Estudos conduzidos pela empresa de dados Opta, e compilados no relatório ‘Tempo de Bola Rolando no Futebol Brasileiro’ da CBF, projetam um acréscimo de 5 minutos e 49 segundos no tempo de jogo com a adoção das novas regras, podendo chegar a até 6 minutos e 22 segundos adicionais. Netto Góes, diretor de Arbitragem da CBF, enfatizou a importância da colaboração: ‘Nosso compromisso é transformar o diagnóstico em ações tangíveis. Isso envolve a aplicação rigorosa das novas regras, a uniformização dos critérios e a capacitação contínua dos árbitros, mas também requer o engajamento de clubes e atletas. A meta é ter um jogo mais dinâmico, com menos interrupções e mais futebol efetivo.’

Detalhamento das Novas Regras Implementadas

Dentre as dez modificações aprovadas, nove entram em vigor imediatamente. Apenas a checagem de escanteios concedidos erroneamente pelo árbitro de vídeo (VAR) será válida a partir de 2027. As regras abrangem diversos aspectos do jogo, desde a gestão do tempo até a conduta em campo e o uso da tecnologia.

Regulamentação do Tempo de Jogo e Paralisações

Para agilizar o fluxo da partida, foram estabelecidos limites temporais rigorosos para algumas ações. Goleiros terão um máximo de 8 segundos com a bola nas mãos; a superação desse tempo resultará em escanteio para o time adversário. Para arremessos laterais e cobranças de tiro de meta, os atletas terão 5 segundos; o atraso implicará na posse da bola para o time rival ou em escanteio, respectivamente, com a contagem iniciada pelo apito do árbitro. Em substituições, o jogador substituído deverá deixar o campo em até 10 segundos. Caso exceda esse limite, o atleta que entraria em campo terá que aguardar um minuto adicional antes de ser liberado. Jogadores que necessitarem de atendimento médico no gramado deverão permanecer fora de jogo por pelo menos um minuto após o reinício da partida. No caso de goleiros que precisem de atendimento, o treinador ou capitão indicará um jogador de linha para cumprir essa penalidade temporária.
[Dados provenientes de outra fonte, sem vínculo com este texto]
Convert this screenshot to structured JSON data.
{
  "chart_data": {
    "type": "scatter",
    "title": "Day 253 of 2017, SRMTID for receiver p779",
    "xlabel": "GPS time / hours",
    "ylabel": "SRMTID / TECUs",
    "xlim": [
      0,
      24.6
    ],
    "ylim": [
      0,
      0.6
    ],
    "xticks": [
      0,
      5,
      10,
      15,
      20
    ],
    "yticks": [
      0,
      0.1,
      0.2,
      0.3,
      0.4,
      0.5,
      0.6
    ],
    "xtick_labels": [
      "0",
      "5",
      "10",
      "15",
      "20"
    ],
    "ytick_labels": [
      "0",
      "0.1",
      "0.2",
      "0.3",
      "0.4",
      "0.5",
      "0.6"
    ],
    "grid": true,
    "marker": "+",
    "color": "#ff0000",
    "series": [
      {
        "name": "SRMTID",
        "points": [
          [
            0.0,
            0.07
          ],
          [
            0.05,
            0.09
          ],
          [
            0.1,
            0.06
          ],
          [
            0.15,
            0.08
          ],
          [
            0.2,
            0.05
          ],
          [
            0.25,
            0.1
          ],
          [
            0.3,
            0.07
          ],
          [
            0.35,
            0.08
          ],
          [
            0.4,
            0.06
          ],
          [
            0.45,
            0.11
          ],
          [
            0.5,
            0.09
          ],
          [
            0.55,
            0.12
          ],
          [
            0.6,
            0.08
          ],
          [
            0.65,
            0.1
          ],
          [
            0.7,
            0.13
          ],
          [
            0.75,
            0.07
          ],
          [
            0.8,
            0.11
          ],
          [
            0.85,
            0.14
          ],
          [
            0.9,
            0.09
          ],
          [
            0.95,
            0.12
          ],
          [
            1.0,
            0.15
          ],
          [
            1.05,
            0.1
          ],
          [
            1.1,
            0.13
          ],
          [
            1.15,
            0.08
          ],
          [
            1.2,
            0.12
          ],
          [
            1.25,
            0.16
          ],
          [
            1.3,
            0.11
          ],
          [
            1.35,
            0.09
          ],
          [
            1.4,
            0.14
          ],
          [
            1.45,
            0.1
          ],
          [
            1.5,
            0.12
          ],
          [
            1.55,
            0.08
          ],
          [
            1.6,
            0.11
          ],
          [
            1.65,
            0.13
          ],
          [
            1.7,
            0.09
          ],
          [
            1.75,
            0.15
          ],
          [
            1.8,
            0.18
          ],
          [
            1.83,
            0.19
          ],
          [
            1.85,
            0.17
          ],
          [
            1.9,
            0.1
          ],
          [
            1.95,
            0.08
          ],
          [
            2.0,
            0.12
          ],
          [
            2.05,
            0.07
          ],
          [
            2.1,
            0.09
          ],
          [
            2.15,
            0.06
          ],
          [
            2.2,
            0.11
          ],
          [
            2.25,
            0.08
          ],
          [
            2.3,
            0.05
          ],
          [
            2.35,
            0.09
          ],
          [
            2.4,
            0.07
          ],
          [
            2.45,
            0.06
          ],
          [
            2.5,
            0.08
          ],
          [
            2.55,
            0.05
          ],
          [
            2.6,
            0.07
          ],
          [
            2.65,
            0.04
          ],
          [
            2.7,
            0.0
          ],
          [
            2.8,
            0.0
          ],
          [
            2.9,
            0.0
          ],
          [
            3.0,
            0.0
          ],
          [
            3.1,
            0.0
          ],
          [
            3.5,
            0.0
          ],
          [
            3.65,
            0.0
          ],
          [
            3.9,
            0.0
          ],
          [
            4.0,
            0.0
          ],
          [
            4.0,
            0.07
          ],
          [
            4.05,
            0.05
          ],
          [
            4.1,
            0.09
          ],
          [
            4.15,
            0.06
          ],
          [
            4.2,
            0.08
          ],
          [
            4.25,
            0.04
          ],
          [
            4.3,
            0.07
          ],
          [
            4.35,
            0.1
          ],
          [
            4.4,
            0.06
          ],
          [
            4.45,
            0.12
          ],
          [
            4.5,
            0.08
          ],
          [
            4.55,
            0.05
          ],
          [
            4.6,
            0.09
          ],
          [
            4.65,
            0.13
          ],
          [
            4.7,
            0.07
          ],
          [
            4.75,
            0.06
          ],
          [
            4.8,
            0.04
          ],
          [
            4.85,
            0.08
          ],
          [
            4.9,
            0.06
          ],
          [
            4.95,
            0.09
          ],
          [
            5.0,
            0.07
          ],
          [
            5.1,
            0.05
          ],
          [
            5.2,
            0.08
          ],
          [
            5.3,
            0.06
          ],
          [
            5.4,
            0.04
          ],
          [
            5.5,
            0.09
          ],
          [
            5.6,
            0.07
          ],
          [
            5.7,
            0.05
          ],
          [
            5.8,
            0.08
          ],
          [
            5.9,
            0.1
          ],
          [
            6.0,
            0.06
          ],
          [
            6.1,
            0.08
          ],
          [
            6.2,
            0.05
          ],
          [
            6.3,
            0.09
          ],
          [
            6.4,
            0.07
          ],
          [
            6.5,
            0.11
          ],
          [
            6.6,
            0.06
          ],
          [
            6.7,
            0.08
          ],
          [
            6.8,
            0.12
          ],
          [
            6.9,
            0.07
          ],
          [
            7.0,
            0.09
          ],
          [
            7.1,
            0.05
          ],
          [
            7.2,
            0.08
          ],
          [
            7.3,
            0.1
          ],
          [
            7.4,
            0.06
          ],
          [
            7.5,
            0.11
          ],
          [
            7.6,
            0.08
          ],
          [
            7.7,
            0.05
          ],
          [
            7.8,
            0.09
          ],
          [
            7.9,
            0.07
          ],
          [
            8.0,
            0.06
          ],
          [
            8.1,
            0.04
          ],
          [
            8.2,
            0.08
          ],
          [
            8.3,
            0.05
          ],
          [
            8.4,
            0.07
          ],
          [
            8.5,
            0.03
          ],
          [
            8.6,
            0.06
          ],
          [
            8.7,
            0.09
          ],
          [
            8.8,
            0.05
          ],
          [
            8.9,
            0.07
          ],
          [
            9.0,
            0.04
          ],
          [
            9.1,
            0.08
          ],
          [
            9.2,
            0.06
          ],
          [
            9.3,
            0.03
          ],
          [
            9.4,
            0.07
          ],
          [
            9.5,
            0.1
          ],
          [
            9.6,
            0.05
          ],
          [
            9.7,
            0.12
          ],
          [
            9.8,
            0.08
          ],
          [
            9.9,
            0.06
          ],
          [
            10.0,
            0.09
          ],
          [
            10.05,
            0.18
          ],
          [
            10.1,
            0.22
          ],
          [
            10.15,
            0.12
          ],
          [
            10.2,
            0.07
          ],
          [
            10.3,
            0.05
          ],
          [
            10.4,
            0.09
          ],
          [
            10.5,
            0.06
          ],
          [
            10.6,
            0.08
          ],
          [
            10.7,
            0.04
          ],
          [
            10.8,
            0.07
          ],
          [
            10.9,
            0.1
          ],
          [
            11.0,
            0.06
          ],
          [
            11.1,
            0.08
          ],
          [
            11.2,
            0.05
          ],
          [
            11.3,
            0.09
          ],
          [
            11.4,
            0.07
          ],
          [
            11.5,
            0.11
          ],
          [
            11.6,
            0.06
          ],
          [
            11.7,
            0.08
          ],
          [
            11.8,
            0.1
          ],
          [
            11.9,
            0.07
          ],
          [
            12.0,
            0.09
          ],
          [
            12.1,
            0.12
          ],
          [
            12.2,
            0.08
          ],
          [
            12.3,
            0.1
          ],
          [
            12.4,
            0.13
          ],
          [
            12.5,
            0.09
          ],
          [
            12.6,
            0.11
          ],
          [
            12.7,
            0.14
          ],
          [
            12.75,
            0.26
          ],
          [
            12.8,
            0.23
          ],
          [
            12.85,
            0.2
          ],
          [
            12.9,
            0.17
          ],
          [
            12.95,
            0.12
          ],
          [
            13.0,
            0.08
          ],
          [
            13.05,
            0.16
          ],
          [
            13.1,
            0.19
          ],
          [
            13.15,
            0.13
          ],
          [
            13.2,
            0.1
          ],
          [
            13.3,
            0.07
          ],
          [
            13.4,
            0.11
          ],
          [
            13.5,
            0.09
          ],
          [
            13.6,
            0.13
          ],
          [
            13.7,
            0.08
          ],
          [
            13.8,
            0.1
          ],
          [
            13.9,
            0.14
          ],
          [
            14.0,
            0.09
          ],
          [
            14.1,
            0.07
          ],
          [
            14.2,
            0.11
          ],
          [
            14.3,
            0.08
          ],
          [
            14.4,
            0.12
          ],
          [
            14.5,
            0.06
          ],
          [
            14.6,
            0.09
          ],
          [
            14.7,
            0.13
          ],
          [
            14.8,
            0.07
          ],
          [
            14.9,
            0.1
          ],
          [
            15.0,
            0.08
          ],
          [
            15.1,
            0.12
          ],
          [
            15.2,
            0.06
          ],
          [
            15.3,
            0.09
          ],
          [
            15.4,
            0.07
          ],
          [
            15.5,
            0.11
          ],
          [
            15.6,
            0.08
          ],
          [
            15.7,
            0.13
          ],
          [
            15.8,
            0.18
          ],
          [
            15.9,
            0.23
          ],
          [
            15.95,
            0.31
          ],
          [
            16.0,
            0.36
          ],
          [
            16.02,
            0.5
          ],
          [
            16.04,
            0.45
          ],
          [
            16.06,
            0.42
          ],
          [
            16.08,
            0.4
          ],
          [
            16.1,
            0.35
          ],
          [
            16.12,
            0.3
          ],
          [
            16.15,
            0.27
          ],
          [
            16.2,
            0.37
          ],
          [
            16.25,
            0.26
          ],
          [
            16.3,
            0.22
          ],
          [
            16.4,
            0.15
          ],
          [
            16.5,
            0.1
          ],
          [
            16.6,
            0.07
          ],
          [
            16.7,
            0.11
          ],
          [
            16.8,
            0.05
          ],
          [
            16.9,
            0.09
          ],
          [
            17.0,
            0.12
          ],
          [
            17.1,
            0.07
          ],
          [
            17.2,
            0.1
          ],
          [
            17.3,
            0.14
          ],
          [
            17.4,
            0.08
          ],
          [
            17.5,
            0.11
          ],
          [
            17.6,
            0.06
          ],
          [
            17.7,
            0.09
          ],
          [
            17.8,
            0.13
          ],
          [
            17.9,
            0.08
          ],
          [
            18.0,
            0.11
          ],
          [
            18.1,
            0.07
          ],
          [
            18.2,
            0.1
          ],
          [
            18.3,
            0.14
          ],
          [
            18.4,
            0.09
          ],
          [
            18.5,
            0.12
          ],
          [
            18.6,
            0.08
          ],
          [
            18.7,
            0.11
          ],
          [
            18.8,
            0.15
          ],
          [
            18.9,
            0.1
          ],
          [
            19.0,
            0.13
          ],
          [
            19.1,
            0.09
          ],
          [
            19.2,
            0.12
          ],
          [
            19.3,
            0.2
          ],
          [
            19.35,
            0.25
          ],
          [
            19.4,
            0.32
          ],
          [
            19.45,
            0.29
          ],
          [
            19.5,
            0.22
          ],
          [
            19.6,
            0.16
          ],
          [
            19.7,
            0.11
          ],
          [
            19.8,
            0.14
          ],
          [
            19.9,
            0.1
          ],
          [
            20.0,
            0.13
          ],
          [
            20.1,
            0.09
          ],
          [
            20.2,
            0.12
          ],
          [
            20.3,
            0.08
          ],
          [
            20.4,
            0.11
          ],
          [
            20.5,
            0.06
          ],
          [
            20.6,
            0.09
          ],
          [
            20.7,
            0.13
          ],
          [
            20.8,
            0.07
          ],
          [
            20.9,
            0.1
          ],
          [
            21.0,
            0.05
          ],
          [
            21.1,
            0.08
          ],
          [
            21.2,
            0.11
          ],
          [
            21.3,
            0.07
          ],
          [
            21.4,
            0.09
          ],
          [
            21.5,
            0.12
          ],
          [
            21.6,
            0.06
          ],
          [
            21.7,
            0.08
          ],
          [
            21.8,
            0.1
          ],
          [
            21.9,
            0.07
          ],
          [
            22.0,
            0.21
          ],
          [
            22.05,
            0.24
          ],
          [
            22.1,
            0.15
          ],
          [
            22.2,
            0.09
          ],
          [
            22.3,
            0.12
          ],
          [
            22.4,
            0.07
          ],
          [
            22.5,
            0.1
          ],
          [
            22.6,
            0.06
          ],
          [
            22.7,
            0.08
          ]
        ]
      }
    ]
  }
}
Conduta e Comunicação em Campo

No que tange à interação com a arbitragem, somente o capitão da equipe terá permissão para se comunicar diretamente com o árbitro. Se o goleiro for o capitão, um jogador de linha será designado como porta-voz. O desrespeito a essa norma acarretará em cartão amarelo. Adicionalmente, foi implementado o ‘Protocolo Vini Jr’, que considera passível de expulsão o ato de tapar intencionalmente a boca ao discutir com adversários para evitar a leitura labial, independentemente do conteúdo da conversa.

Uso do VAR em Decisões Disciplinares

O árbitro de vídeo agora poderá revisar a atribuição de um segundo cartão amarelo que resulte em expulsão. Dessa forma, a decisão poderá ser anulada se houver a constatação de um erro claro na aplicação da punição. A checagem de VAR para escanteios concedidos equivocadamente, passível de revisão apenas quando o lance gerar diretamente um gol ou pênalti, começará a valer somente a partir de 2027.